The distribution is sobering. Forty percent of agents fall in the Exposed Giants quadrant, which the report says holds 60% of the total risk budget. Capability and defense move in opposite directions across most of the market — coding agents rank second in capability but eighth in defense, and computer-use agents post an average output-guardrail score of zero (no points for output validation, exfiltration-channel blocking, or rendering sanitization). Worse, these high-risk agents are often the self-serve, bottom-up tools that bypass procurement entirely.

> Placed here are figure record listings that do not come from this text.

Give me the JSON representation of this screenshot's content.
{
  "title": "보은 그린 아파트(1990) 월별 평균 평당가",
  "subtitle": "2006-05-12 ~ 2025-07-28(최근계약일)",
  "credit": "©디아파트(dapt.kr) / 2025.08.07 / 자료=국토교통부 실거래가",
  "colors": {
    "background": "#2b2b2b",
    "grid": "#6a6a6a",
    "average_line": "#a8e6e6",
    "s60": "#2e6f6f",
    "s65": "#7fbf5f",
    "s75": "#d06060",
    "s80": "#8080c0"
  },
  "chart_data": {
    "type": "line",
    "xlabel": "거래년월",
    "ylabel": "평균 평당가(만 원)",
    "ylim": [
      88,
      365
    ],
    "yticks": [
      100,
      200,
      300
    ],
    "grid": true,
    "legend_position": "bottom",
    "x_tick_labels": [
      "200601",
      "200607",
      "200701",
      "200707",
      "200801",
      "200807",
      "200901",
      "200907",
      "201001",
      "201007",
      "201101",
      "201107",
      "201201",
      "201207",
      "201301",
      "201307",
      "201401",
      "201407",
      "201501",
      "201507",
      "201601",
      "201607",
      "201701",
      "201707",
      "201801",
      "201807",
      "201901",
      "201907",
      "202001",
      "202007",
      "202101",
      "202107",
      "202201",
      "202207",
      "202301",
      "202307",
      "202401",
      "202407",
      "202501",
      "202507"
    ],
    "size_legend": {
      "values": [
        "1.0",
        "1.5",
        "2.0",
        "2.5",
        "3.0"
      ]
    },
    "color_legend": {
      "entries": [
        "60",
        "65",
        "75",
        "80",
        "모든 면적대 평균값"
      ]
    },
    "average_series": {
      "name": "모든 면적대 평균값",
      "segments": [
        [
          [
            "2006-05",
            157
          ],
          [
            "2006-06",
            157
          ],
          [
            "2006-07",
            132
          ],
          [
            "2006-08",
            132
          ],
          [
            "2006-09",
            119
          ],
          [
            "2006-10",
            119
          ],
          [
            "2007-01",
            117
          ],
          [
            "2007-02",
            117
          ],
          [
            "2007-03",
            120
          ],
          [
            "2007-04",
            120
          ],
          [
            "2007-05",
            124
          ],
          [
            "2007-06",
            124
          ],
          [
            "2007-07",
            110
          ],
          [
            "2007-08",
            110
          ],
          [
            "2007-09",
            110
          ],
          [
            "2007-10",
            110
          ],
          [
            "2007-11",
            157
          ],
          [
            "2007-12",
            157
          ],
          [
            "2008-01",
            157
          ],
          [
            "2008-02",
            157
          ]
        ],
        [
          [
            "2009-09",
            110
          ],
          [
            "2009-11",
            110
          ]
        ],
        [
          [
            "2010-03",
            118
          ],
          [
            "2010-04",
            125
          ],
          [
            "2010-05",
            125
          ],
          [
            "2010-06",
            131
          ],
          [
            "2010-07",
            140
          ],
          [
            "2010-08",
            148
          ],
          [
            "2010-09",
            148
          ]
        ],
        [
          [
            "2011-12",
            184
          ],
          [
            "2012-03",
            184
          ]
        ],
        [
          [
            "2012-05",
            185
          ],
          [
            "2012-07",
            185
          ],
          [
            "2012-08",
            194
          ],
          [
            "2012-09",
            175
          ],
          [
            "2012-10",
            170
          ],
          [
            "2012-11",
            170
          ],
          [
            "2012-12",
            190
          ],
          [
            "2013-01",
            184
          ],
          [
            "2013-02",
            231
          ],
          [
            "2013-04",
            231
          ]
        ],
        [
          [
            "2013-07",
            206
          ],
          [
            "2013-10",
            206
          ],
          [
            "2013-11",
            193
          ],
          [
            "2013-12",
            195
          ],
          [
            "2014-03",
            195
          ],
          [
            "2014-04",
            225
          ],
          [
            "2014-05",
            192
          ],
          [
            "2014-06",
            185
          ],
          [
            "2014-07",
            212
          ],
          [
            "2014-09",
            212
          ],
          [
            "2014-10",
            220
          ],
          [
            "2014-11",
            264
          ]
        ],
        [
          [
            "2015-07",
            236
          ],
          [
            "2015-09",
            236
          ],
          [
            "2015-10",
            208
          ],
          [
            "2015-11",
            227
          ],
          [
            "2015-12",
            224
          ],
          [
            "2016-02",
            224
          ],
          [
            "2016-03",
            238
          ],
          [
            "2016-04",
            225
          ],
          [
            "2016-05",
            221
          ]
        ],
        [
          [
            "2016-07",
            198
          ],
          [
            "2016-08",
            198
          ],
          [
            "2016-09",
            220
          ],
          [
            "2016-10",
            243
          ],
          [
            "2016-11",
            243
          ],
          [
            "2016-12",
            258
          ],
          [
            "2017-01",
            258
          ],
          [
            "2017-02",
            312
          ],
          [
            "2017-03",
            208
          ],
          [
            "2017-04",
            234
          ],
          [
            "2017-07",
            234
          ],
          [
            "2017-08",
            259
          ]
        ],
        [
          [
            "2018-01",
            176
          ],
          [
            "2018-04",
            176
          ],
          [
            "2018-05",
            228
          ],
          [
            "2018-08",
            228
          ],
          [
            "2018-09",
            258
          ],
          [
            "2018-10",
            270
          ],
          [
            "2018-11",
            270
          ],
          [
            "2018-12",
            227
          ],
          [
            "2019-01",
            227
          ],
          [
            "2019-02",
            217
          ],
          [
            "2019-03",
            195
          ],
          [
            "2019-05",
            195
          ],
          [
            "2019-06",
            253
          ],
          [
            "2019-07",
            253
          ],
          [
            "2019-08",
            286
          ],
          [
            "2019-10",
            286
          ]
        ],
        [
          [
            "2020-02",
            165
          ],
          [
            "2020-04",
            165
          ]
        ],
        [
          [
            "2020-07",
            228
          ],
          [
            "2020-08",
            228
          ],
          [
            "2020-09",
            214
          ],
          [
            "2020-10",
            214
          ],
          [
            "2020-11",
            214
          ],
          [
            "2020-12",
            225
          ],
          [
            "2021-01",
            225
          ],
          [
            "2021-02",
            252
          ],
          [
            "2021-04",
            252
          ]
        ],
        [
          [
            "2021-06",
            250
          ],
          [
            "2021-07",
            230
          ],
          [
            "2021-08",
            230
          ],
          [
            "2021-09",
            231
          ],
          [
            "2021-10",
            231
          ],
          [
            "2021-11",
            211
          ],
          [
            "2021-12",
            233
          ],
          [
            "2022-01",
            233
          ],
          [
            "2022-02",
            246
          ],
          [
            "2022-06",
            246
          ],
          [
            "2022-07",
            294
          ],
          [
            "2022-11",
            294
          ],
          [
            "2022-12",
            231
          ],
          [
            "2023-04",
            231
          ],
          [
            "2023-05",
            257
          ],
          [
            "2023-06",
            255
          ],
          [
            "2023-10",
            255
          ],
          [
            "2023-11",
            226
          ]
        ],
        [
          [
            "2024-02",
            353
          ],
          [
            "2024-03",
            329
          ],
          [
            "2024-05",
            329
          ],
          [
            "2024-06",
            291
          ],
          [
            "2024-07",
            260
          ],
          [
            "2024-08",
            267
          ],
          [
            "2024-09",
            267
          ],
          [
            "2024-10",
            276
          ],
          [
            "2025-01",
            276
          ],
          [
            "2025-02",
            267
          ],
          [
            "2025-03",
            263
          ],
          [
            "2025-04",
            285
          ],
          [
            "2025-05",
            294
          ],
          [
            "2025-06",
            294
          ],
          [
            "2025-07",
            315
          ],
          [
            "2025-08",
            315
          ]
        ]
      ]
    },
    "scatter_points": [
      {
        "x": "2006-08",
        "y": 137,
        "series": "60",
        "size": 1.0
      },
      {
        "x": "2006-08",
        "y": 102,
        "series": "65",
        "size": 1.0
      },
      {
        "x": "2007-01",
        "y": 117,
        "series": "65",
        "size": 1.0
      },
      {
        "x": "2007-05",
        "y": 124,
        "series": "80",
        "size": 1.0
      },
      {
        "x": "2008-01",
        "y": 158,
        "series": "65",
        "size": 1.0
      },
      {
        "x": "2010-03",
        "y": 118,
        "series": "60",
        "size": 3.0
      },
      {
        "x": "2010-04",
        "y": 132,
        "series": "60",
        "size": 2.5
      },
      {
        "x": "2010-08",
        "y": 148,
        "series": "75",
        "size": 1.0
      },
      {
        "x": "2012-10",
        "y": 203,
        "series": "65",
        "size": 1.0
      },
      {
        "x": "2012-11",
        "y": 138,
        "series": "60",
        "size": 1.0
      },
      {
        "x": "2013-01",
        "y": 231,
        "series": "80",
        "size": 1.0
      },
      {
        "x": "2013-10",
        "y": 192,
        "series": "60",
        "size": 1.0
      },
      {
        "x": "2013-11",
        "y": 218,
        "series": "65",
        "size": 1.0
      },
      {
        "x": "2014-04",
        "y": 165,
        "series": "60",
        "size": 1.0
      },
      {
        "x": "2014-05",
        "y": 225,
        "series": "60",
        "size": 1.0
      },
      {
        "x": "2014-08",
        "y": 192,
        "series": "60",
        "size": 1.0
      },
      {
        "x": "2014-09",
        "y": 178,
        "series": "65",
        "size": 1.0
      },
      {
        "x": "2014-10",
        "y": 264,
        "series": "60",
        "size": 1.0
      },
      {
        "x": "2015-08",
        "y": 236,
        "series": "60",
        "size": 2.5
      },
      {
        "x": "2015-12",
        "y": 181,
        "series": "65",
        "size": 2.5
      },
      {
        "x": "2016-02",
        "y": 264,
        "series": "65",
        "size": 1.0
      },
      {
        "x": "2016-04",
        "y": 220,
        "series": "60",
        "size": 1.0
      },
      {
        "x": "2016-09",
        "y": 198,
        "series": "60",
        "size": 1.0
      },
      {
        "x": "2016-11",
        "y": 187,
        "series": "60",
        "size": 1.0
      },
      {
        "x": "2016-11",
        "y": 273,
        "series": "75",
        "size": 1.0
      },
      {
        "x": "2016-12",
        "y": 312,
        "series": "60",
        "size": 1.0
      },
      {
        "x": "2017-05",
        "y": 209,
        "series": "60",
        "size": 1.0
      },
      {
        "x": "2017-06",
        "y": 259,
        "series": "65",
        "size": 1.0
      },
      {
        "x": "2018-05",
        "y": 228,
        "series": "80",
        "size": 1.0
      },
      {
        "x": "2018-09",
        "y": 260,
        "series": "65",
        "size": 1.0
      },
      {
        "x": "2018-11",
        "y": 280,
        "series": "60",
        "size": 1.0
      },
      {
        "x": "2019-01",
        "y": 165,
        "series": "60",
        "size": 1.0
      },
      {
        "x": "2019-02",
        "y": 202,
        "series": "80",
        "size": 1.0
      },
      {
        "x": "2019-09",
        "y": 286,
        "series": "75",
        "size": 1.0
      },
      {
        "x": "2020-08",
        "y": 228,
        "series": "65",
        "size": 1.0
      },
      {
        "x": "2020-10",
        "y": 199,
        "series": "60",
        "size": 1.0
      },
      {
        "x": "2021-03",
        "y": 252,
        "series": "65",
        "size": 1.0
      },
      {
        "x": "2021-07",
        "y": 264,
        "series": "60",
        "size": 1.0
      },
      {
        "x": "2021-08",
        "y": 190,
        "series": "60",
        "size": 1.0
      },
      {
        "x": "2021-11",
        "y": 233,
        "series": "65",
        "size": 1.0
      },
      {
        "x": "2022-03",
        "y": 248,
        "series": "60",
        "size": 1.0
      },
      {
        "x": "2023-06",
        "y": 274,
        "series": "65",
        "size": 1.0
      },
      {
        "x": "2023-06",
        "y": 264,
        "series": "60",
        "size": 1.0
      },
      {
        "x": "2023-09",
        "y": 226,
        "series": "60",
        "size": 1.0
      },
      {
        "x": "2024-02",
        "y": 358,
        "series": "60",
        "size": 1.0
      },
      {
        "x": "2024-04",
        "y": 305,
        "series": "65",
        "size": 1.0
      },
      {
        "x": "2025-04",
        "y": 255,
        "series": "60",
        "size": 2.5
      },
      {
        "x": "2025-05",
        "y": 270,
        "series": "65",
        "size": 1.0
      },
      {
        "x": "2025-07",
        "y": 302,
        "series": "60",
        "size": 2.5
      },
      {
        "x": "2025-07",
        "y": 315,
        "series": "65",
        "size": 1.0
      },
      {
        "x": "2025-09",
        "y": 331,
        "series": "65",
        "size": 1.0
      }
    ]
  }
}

Audit is not defense. The report notes 37% of agents log well but score poorly on the four controls that actually prevent harm, and 38% complete irreversible actions before any monitoring path can plausibly fire. Logging that fires after an irreversible action is forensics, not protection.

Defenses

AIRQ doubles as a defensive checklist. Its factor lists map to NIST, OWASP, MITRE, CoSAI and CSA guidance, so they work as a procurement questionnaire and a red-team scoping aid.

Make sandboxing a procurement gate. Documented, tested sandboxing cuts residual risk by roughly 2.6×; cloud- or container-level isolation captures about 6×. Most of the benefit comes from the first step, so require it before deployment.
Reduce blast radius first. Since tool execution explains most of the damage, scope what tools an agent can call, constrain its identity with short-lived narrow-scope credentials, and isolate its runtime. A compromise in a tightly scoped environment is a contained test result.
Break the trifecta. You rarely need all three of private-data access, untrusted-content ingestion, and outbound action in the same context. Separate the agent that reads untrusted input from the one that holds credentials or can act externally.
Demand evidence, not datasheets. With 83% of claimed controls unverifiable, treat an unsupported claim as absent. Ask vendors for the AIRQ factor answers backed by source code or third-party assessment.
Gate irreversible actions and review the action stream. Put human-in-the-loop or policy approval in front of anything you cannot take back, and make sure monitoring can fire before the action, not after.
Score twice and re-audit quarterly. The same platform scores differently as the vendor ships it versus as the customer configures it. Re-check on a schedule — categories with low CVE counts are in a pre-discovery phase, not a safe one.

Status

Item	Reference	Date	Notes
AIRQ report & framework	Adversa AI	2026-06	100 agents, 10 classes; open methodology
Lethal-trifecta prevalence	AIRQ	2026-06	98% of cohort; 8/10 classes at 100%
Well-defended (Fortified Leaders)	AIRQ	2026-06	11% of agents
Exposed Giants	AIRQ	2026-06	40% of cohort, 60% of risk budget
Tool execution → blast radius	AIRQ	2026-06	Explains 76% of blast radius
Sandboxing benefit	AIRQ	2026-06	~2.6× residual-risk reduction; ~6× with container/cloud isolation
Defenses lacking verification	AIRQ	2026-06	83% of claims not publicly verifiable
Independent coverage	Help Net Security	2026-06-03	”Only 11% of production agents pass the AI agent security bar”

The takeaway is not that any one product is unsafe — it is that the agentic market has shipped capability far ahead of containment, and now there is a public, reproducible way to measure the gap. Treat the agent (not the underlying model) as the unit of risk, compare within a class, and make sandboxing and verified controls the price of deployment.